For more of my thoughts about the dangers of the Power of Money, the Power of Religion, and the Power of the Kingdoms of this World (especially when they are joined together, please read my blogs “Nationalism is Patriotism Gone Astray”, “Building Houses on Rock: Life, Liberty, and the Pursuit of Happiness”, “Jesus Climbs the Temple Mount”, and “Keeping the Powers of Money, Religion and Kingdoms Separate”.
For more of my thoughts about the importance of freedom of speech in America and the Church Universal, please see the section “The Bill of Rights” in my book Visions of America (published together in one volume with my book Visions of the Church), at pages 49-52, the chapter “Flying the Spaceship” in my book Visions of the Church (published together in one volume with my book Visions of America), at pages 187-199, and the chapter “A Church Council Encourages Non-Jews To Turn to God”, in my book Lighting the World, especially at pages 86-87.
Please note that the Mississippi abortion law is now far more restrictive than the 15-week threshold being reviewed in Dobbs. Why?
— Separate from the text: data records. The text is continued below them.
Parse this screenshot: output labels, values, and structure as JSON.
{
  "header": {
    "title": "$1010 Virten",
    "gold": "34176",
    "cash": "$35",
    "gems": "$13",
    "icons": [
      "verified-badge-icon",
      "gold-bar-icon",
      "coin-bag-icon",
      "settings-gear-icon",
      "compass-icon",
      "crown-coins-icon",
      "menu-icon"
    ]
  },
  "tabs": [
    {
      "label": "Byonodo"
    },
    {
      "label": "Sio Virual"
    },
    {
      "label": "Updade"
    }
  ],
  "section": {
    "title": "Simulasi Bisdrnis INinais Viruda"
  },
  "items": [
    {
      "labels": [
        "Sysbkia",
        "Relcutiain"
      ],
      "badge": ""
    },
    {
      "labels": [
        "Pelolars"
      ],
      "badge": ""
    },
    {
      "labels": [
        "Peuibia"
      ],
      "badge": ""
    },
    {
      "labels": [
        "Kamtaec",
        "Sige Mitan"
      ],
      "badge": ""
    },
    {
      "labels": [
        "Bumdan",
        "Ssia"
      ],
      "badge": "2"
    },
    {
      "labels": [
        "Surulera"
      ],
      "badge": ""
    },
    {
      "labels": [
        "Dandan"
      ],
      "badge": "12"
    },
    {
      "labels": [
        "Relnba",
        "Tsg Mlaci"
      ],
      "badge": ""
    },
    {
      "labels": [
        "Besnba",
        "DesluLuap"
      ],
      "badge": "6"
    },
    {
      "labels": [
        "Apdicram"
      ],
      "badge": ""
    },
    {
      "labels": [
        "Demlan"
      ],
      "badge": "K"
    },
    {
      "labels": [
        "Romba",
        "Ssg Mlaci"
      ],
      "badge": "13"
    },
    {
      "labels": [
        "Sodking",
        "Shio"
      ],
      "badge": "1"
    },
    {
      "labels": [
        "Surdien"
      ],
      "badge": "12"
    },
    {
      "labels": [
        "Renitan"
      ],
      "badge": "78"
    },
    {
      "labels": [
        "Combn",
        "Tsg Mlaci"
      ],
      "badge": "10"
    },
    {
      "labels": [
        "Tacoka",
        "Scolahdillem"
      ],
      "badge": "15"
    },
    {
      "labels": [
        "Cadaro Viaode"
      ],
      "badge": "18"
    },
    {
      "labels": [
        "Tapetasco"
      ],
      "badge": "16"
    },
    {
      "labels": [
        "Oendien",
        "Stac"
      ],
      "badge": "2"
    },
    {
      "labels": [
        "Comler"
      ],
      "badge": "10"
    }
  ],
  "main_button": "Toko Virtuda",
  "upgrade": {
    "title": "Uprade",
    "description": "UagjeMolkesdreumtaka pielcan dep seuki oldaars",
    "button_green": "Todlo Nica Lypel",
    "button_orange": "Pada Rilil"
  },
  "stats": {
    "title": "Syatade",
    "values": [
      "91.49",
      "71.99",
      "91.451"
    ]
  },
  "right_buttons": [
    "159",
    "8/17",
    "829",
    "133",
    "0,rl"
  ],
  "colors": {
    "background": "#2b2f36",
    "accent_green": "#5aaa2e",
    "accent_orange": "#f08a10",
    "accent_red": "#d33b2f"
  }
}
Because, when Dobbs overturned Roe v. Wade (instead of merely modifying it as advocated by Chief Justice John Roberts), a “trigger law” in Mississippi automatically imposed a far more restrictive law that essentially forbids almost any abortion in Mississippi.
Similarly, many other state “trigger laws” that impose extremely restrictive abortion laws were triggered by Dobbs because it overturned Roe v. Wade instead of merely modifying it as advocated by the opinion of Chief Justice John Roberts.